Joby paused, drew the back of a hand across his laughter-moistened eyes, and pulled himself together, steadying his voice for the story.

“I’ll tell ‘ee what happened, from the beginnin’. A gang of us had been sent down, two days before, to Treba meadow, to repair the culvert there. Soon as we started to work we found the whole masonry fairly rotten, and spent the first afternoon (that was Monday) underpinnin’, while I traced out the extent o’ the damage. The farther I went, the worse I found it; the main mischief bein’ a leak about midway in the culvert, on the down side; whereby the water, perc’latin’ through, was unpackin’ the soil, not only behind the masonry of the culvert, but right away down for twenty yards and more behind the stone-facing where the line runs alongside the pool. All this we were forced to take down, shorein’ as we went, till we cut back pretty close to the rails. The job, you see, had turned out more serious than reported; and havin’ no one to consult, I kept the men at it.

“By Wednesday noon we had cut back so far as we needed, shorein’ very careful as we went, and the men workin’ away cheerful, with the footboards of the expresses whizzin’ by close over their heads, so’s it felt like havin’ your hair brushed by machinery. By the time we knocked off for dinner I felt pretty easy in mind, knowin’ we’d broke the back o’ the job.

“Well, we touched pipe and started again. Bein’ so close to the line I’d posted a fella with a flag–Bill Martin it was–to keep a look out for the down-trains; an’ about three o’clock or a little after he whistled one comin’. I happened to be in the culvert at the time, but stepped out an’ back across the brook, just to fling an eye along the embankment to see that all was clear. Clear it was, an’ therefore it surprised me a bit, as the train hove in sight around the curve, to see that she had her brakes on, hard, and was slowin’ down to stop. My first thought was that Bill Martin must have taken some scare an’ showed her the red flag. But that was a mistake; besides she must have started the brakes before openin’ sight on Bill.”
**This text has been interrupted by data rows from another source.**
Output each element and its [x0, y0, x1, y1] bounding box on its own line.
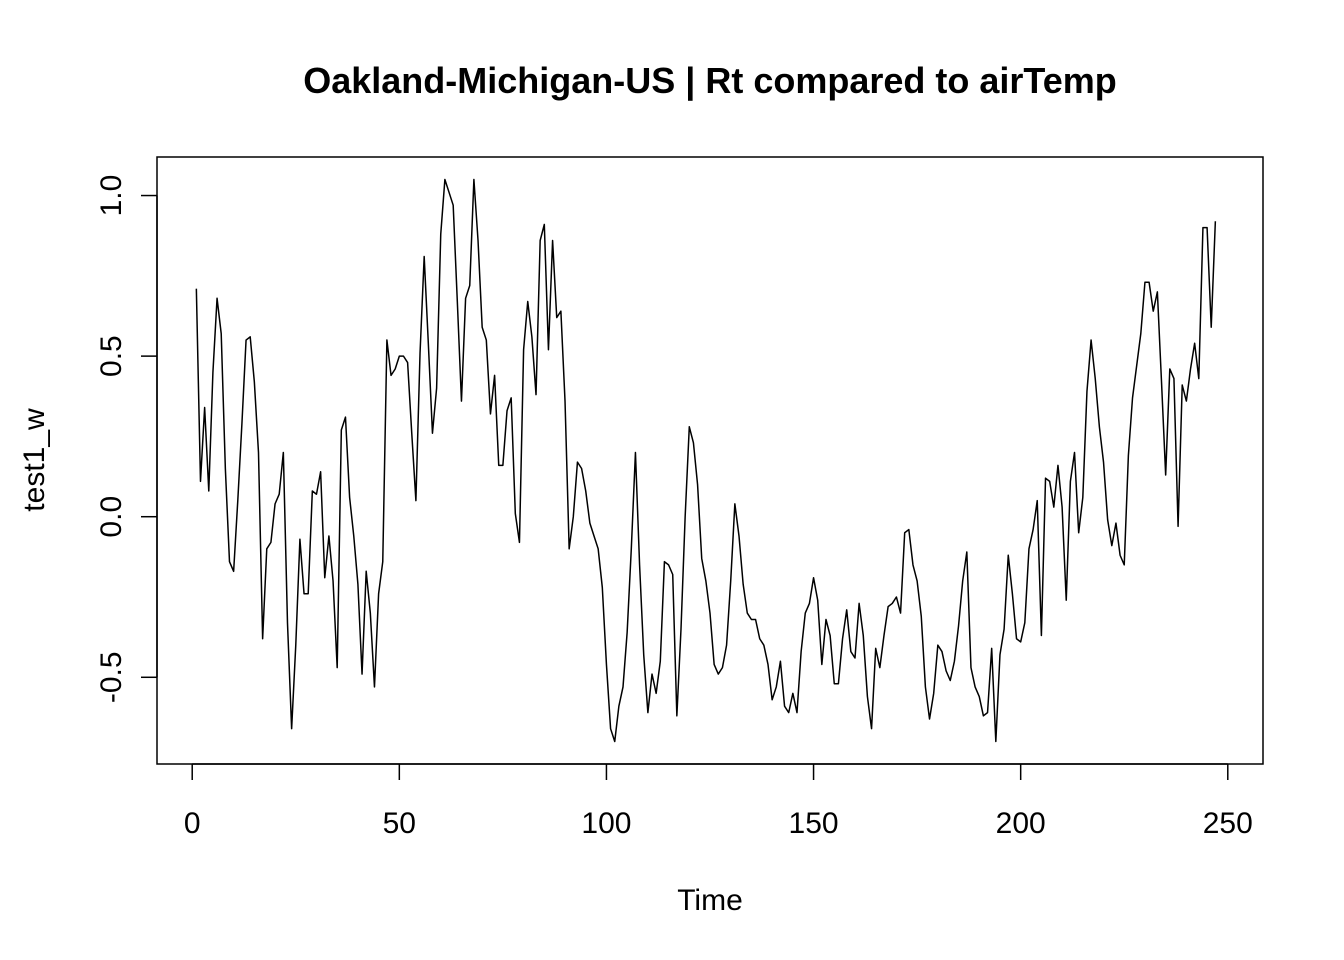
x-tick-label: 200 [996, 807, 1046, 840]
x-axis-label: Time [677, 884, 743, 917]
series-line-test1-w [195, 178, 1217, 743]
y-tick-label: 0.5 [95, 335, 128, 377]
y-axis: -0.5 0.0 0.5 1.0 [95, 175, 158, 703]
chart-title: Oakland-Michigan-US | Rt compared to air… [303, 60, 1117, 102]
x-tick-label: 150 [789, 807, 839, 840]
y-tick-label: -0.5 [95, 651, 128, 703]
plot-frame [156, 156, 1264, 765]
x-tick-label: 100 [581, 807, 631, 840]
y-tick-label: 0.0 [95, 496, 128, 538]
x-tick-label: 50 [383, 807, 416, 840]
y-tick-label: 1.0 [95, 175, 128, 217]
x-tick-label: 250 [1203, 807, 1253, 840]
x-tick-label: 0 [184, 807, 201, 840]
y-axis-label: test1_w [18, 408, 51, 512]
x-axis: 0 50 100 150 200 250 [184, 763, 1253, 840]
“Then why on earth was she pulling up?” I asked. “It couldn’t be signals.”

“There ain’t no signal within a mile of Treba meadow, up or down. She was stoppin’ because–but just you let me tell it in my own way. Along she came, draggin’ hard on her brakes an’ whistlin’. I knew her for an excursion, and as she passed I sized it up for a big school-treat. There was five coaches, mostly packed with children, an’ on one o’ the coaches was a board–‘Exeter to Penzance.’ The four front coaches had corridors, the tail one just ord’nary compartments.
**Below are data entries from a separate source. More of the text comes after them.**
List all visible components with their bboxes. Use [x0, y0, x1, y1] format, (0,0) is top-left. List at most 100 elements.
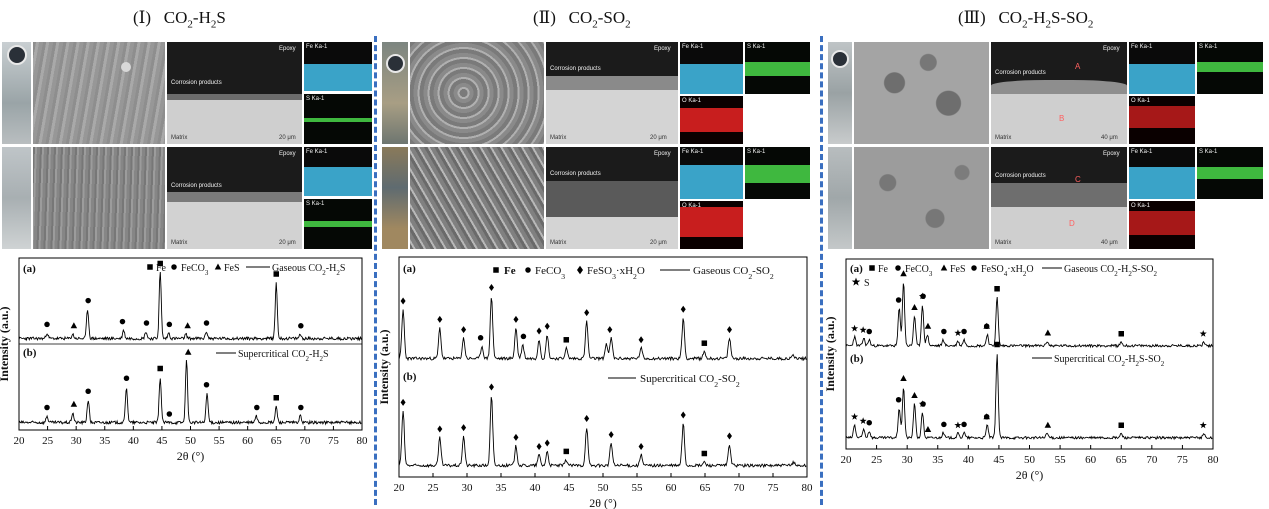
- peak-marker-diamond: [400, 398, 406, 406]
- legend-star-marker: [851, 277, 861, 286]
- x-tick-label: 30: [71, 435, 83, 447]
- photo-a1-sample: [2, 42, 31, 144]
- peak-marker-circle: [298, 323, 304, 329]
- divider-left: [374, 36, 377, 505]
- label-s-map: S Ka-1: [747, 149, 766, 155]
- x-tick-label: 75: [1177, 454, 1189, 466]
- legend-feco3: FeCO3: [181, 263, 209, 277]
- xrd-chart-co2-h2s: 20 25 30 35 40 45 50 55 60 65 70 75 80 2θ (°) Intensit…: [0, 257, 368, 463]
- sem-cross-b: Epoxy Corrosion products Matrix 20 μm: [167, 147, 302, 249]
- peak-marker-circle: [920, 401, 926, 407]
- x-axis-label: 2θ (°): [177, 449, 205, 463]
- peak-marker-diamond: [584, 415, 590, 422]
- legend-fes: FeS: [224, 263, 240, 274]
- peak-marker-diamond: [536, 443, 542, 450]
- legend-a: Fe FeCO3 FeS FeSO4·xH2O Gaseous CO2-H2S-SO2 S: [851, 264, 1158, 289]
- sem-cross-b: Epoxy Corrosion products C D Matrix 40 μ…: [991, 147, 1127, 249]
- peak-marker-square: [157, 365, 163, 372]
- scale-label: 20 μm: [650, 240, 667, 246]
- x-tick-label: 70: [734, 482, 746, 494]
- x-tick-label: 40: [530, 482, 542, 494]
- peak-marker-circle: [85, 297, 91, 304]
- peak-marker-triangle: [184, 348, 192, 355]
- panel-2-title: (Ⅱ) CO2-SO2: [533, 8, 631, 31]
- peak-marker-triangle: [924, 426, 932, 432]
- peak-marker-triangle: [924, 322, 932, 329]
- legend-square-marker: [493, 267, 499, 273]
- peak-marker-star: [1199, 330, 1207, 337]
- eds-fe-map-a: Fe Ka-1: [1129, 42, 1195, 94]
- sem-surface-a: [854, 42, 989, 144]
- peak-marker-circle: [520, 333, 527, 340]
- curve-a-label: (a): [403, 263, 416, 275]
- eds-fe-map-b: Fe Ka-1: [1129, 147, 1195, 199]
- peak-marker-star: [859, 326, 867, 334]
- sem-surface-b: [410, 147, 544, 249]
- x-tick-label: 70: [299, 435, 311, 447]
- label-matrix: Matrix: [171, 135, 188, 141]
- legend-circle-marker: [525, 267, 531, 273]
- label-s-map: S Ka-1: [306, 96, 325, 102]
- label-o-map: O Ka-1: [1131, 98, 1151, 104]
- x-tick-label: 80: [1208, 454, 1220, 466]
- peak-marker-square: [563, 337, 570, 343]
- xrd-chart-co2-so2: 20 25 30 35 40 45 50 55 60 65 70 75 80 2θ (°) Intensit…: [378, 256, 813, 509]
- legend-b: Supercritical CO2-H2S-SO2: [1032, 354, 1165, 368]
- legend-fe: Fe: [504, 265, 516, 277]
- sem-surface-a: [410, 42, 544, 144]
- legend-b: Supercritical CO2-SO2: [608, 373, 740, 389]
- label-epoxy: Epoxy: [654, 151, 671, 157]
- label-matrix: Matrix: [550, 135, 567, 141]
- legend-triangle-marker: [940, 264, 948, 271]
- xrd-series-line: [845, 283, 1213, 349]
- x-axis-label: 2θ (°): [589, 496, 617, 509]
- peak-marker-circle: [866, 419, 872, 426]
- label-epoxy: Epoxy: [279, 151, 296, 157]
- peak-marker-circle: [143, 320, 150, 326]
- peak-marker-diamond: [437, 315, 443, 323]
- peak-marker-diamond: [488, 383, 494, 391]
- peak-marker-diamond: [461, 326, 467, 334]
- peak-marker-circle: [119, 318, 126, 325]
- scale-label: 20 μm: [650, 135, 667, 141]
- label-epoxy: Epoxy: [279, 46, 296, 52]
- legend-a: Fe FeCO3 FeSO3·xH2O Gaseous CO2-SO2: [493, 265, 774, 281]
- legend-circle-marker: [171, 264, 177, 270]
- label-o-map: O Ka-1: [682, 98, 702, 104]
- peak-marker-star: [1199, 421, 1207, 429]
- peak-marker-diamond: [638, 443, 644, 450]
- peak-marker-circle: [123, 375, 130, 381]
- x-tick-label: 70: [1146, 454, 1158, 466]
- peak-marker-square: [1118, 331, 1124, 337]
- label-epoxy: Epoxy: [1103, 151, 1120, 157]
- eds-o-map-a: O Ka-1: [680, 96, 743, 144]
- x-tick-label: 35: [99, 435, 111, 447]
- peak-marker-diamond: [680, 305, 686, 313]
- x-tick-label: 75: [328, 435, 340, 447]
- legend-diamond-marker: [577, 265, 583, 275]
- legend-square-marker: [147, 264, 153, 270]
- x-tick-label: 45: [564, 482, 576, 494]
- label-s-map: S Ka-1: [747, 44, 766, 50]
- y-axis-label: Intensity (a.u.): [824, 316, 837, 391]
- point-a-label: A: [1075, 62, 1081, 71]
- legend-series-a: Gaseous CO2-SO2: [693, 265, 774, 281]
- peak-marker-circle: [895, 397, 902, 403]
- x-tick-label: 60: [666, 482, 678, 494]
- peak-marker-square: [701, 340, 708, 346]
- curve-a-label: (a): [23, 263, 36, 275]
- photo-b3-sample: [828, 147, 852, 249]
- photo-a2-sample: [382, 42, 408, 144]
- label-corrosion-products: Corrosion products: [550, 66, 601, 72]
- peak-marker-circle: [477, 335, 484, 341]
- legend-feso3: FeSO3·xH2O: [587, 265, 645, 281]
- peak-marker-circle: [44, 404, 50, 411]
- label-corrosion-products: Corrosion products: [171, 80, 222, 86]
- peak-marker-diamond: [680, 411, 686, 419]
- x-tick-label: 65: [1116, 454, 1128, 466]
- x-tick-label: 30: [902, 454, 914, 466]
- label-corrosion-products: Corrosion products: [995, 70, 1046, 76]
- label-corrosion-products: Corrosion products: [995, 173, 1046, 179]
- label-fe-map: Fe Ka-1: [1131, 44, 1153, 50]
- peak-marker-star: [851, 413, 859, 420]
“Well, she dragged past us to dead-slow, an’ came to a standstill with her tail coach about thirty yards beyond where I stood, and, as you might say, with its footboard right overhangin’ the pool. You mayn’t remember it, but the line just there curves pretty sharp to the right, and when she pulled up, the tail coach pretty well hid the rest o’ the train from us. Five or six men, hearin’ the brakes, had followed me out of the culvert and stood by me, wonderin’ why the stoppage was. The rest were dotted about along the slope of th’ embankment. And then the curiousest thing happened–about the curiousest thing I seen in all my years on the line. A door of the tail coach opened and a man stepped out. He didn’t jump out, you understand, nor fling hisself out; he just stepped out into air, and with that his arms and legs cast themselves anyways an’ he went down sprawlin’ into the pool. It’s easy to say we ought t’ have run then an’ there an’ rescued him; but for the moment it stuck us up starin’ an’,–Wait a bit! You han’t heard the end.